Tilafono noted the collaboration between co-organisers, the Government and FAO’s Subregional Office with Samoa Women’s Association of Growers (SWAG), Samoa Hotels Association (SHA), British High Commission, and other key stakeholders in the food and agriculture sector. All the partners are united on the need to promote a healthier and more prosperous Samoa.

“While we have attained sufficient food in quantity, we still have a long way to go before we achieve nutrition security,” Tilafono said. 

“The Government of Samoa’s National Non-communicable Disease Control Policy 2018 – 2023 notes that 84.7 percent (ages 24 – 65) of Samoans are overweight, with 63.1 percent (ages 24 – 65) being obese. We need to take action together to tackle the nutrition insecurity that faces our country.” 

The celebration comes amidst the challenges posed by the COVID-19 pandemic, which has disrupted agri-food systems and increased food insecurity and inequality the world over. 

But the theme for this year, “Our Actions, our Future: Better production, better nutrition, a better environment and a better life” is one of hope and is designed to encourage people to rise above the challenge and look at what is possible given the circumstances.

“The Pacific Islands, including Samoa, are faced with many unique challenges when it comes to food and nutrition security,” said Xiangjun Yao, FAO Coordinator of the Subregional Office for the Pacific Islands, based in Samoa. 

“We want to ensure our Pacific countries make their celebrations relevant to the local situation on the ground. FAO has been providing support to our member countries to celebrate this very important day. We care about the support to the Governments to celebrate the day, but also our technical cooperation to tackle the institutional policy and technical bottlenecks that impede the countries achieving food and nutrition security relevant SDG Goals. In this course, we are proud about the partnership and the potential with international and regional development partners and CSOs and the private sector in countries. 

The celebration next week will focus on healthy eating to target the growing problem of non-communicable diseases, which is a monumental challenge for Samoa. There will also be a focus on organic farming and encouraging the consumption of healthy food that is grown and found locally.

“We are the answer! Samoa is blessed with a bounty of healthy and nutritious dietary options,” said Shelley Burich, of SWAG. “We have many local growers, farmers, and fisherpeople who rely on the resources around us. 

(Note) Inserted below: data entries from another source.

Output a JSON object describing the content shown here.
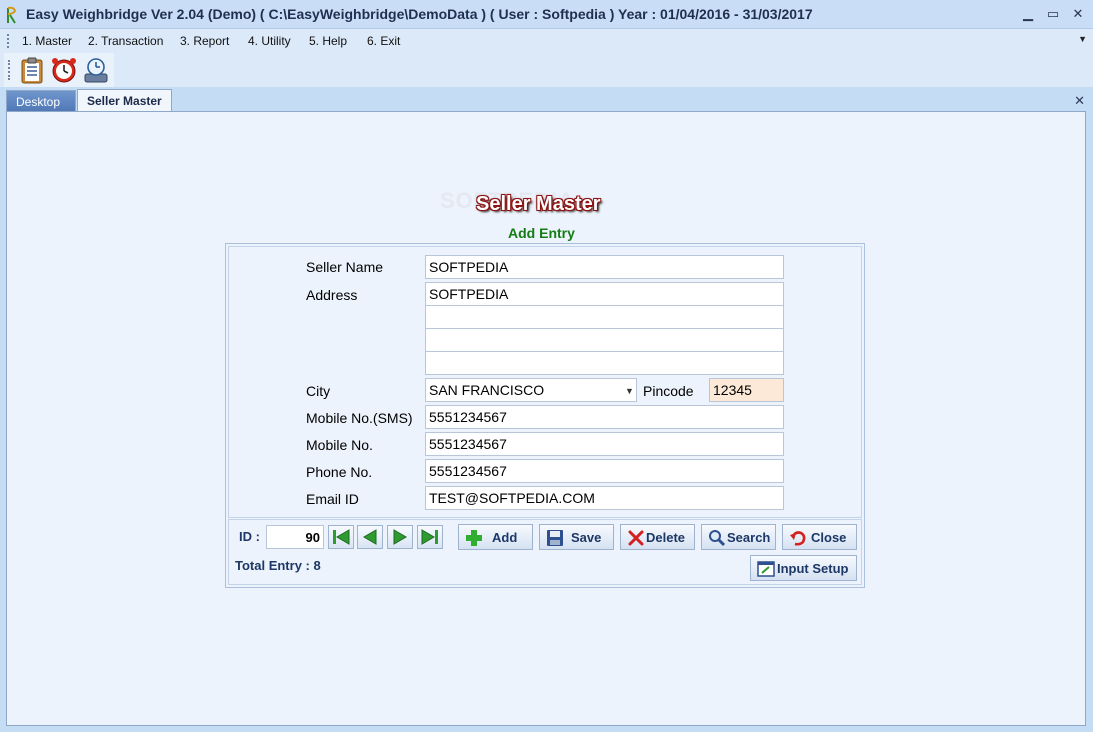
{
  "window": {
    "title": "Easy Weighbridge Ver 2.04 (Demo)    ( C:\\EasyWeighbridge\\DemoData ) ( User : Softpedia ) Year : 01/04/2016 - 31/03/2017",
    "minimize": "▁",
    "maximize": "▭",
    "close": "✕"
  },
  "menu": {
    "items": [
      "1. Master",
      "2. Transaction",
      "3. Report",
      "4. Utility",
      "5. Help",
      "6. Exit"
    ],
    "overflow": "▼"
  },
  "toolbar": {
    "icons": [
      "clipboard-icon",
      "alarm-clock-icon",
      "backup-restore-icon"
    ]
  },
  "tabs": {
    "items": [
      "Desktop",
      "Seller Master"
    ],
    "active": "Seller Master",
    "close": "✕"
  },
  "form": {
    "watermark": "SOFTPEDIA",
    "heading": "Seller Master",
    "subheading": "Add Entry",
    "labels": {
      "seller_name": "Seller Name",
      "address": "Address",
      "city": "City",
      "pincode": "Pincode",
      "mobile_sms": "Mobile No.(SMS)",
      "mobile": "Mobile No.",
      "phone": "Phone No.",
      "email": "Email ID"
    },
    "values": {
      "seller_name": "SOFTPEDIA",
      "address_1": "SOFTPEDIA",
      "address_2": "",
      "address_3": "",
      "address_4": "",
      "city": "SAN FRANCISCO",
      "pincode": "12345",
      "mobile_sms": "5551234567",
      "mobile": "5551234567",
      "phone": "5551234567",
      "email": "TEST@SOFTPEDIA.COM"
    }
  },
  "record": {
    "id_label": "ID :",
    "id_value": "90",
    "total_entry": "Total Entry : 8"
  },
  "buttons": {
    "add": "Add",
    "save": "Save",
    "delete": "Delete",
    "search": "Search",
    "close": "Close",
    "input_setup": "Input Setup"
  },
  "colors": {
    "titlebar_bg": "#c9def6",
    "heading_outline": "#8b1313",
    "subheading": "#137d13",
    "pincode_bg": "#fde9d7",
    "nav_arrow": "#2f9a2f"
  }
}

“COVID has shown us how dependence on imported food creates unnecessary vulnerabilities. Samoa also has major issues with NCDs and Obesity. Studies have shown that there is a clear link between foods that are imported as well as certain pesticides contributing to obesity. With Government support, NGO engagement, and Private sector commitment we can help our nation to embrace local organic fare over less nutritious imported foods.”

Charlotte Brunt, of SHA, agrees and notes her organisation’s strong support for the cause. She is encouraging public engagement and participation, noting that the messages and lessons from Friday should not stop with WFD but should become daily habits. 

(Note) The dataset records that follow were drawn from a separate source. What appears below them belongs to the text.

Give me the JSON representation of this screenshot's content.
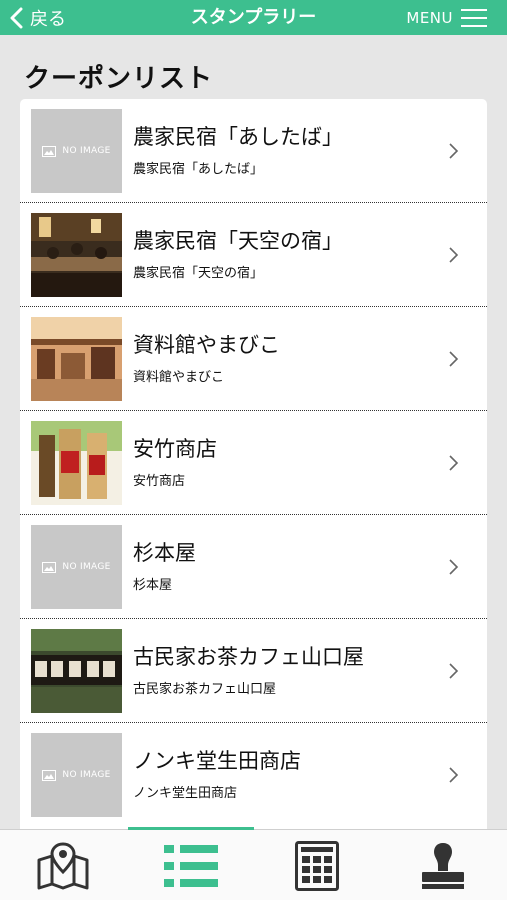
{
  "header": {
    "back_label": "戻る",
    "title": "スタンプラリー",
    "menu_label": "MENU"
  },
  "page_title": "クーポンリスト",
  "no_image_text": "NO IMAGE",
  "items": [
    {
      "title": "農家民宿「あしたば」",
      "subtitle": "農家民宿「あしたば」",
      "thumbnail": "no-image"
    },
    {
      "title": "農家民宿「天空の宿」",
      "subtitle": "農家民宿「天空の宿」",
      "thumbnail": "photo-dining-room"
    },
    {
      "title": "資料館やまびこ",
      "subtitle": "資料館やまびこ",
      "thumbnail": "photo-museum-interior"
    },
    {
      "title": "安竹商店",
      "subtitle": "安竹商店",
      "thumbnail": "photo-bottles"
    },
    {
      "title": "杉本屋",
      "subtitle": "杉本屋",
      "thumbnail": "no-image"
    },
    {
      "title": "古民家お茶カフェ山口屋",
      "subtitle": "古民家お茶カフェ山口屋",
      "thumbnail": "photo-cafe-signboard"
    },
    {
      "title": "ノンキ堂生田商店",
      "subtitle": "ノンキ堂生田商店",
      "thumbnail": "no-image"
    }
  ],
  "tabbar": {
    "tabs": [
      {
        "name": "map",
        "icon": "map-pin-icon"
      },
      {
        "name": "list",
        "icon": "list-icon",
        "active": true
      },
      {
        "name": "stamp-card",
        "icon": "stamp-card-icon"
      },
      {
        "name": "stamp",
        "icon": "stamp-icon"
      }
    ]
  },
  "colors": {
    "accent": "#3dbf8f",
    "background": "#e6e6e6",
    "no_image_bg": "#c8c8c8"
  }
}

On the global scale, this year’s WFD action-oriented campaign focuses on raising awareness of the need to support the transformation to more efficient, inclusive, resilient and sustainable agri-food systems for better production, better nutrition, a better environment, and a better life, leaving no one behind. 

The campaign calls for global solidarity to take action and sensitise the public on how everybody has a role to play in transforming our agri-food systems by changing the way we produce, transform, consume and waste our food.

FAO celebrates World Food Day each year on 16 October to commemorate the founding of the Organisation in 1945 and raise awareness about its mandate to ensure everyone everywhere has access to enough safe, diverse and nutritious food.

This feature was produced by The Food and Agriculture Organization of the United Nations (FAO) on 19 October 2021, reposted via PACNEWS.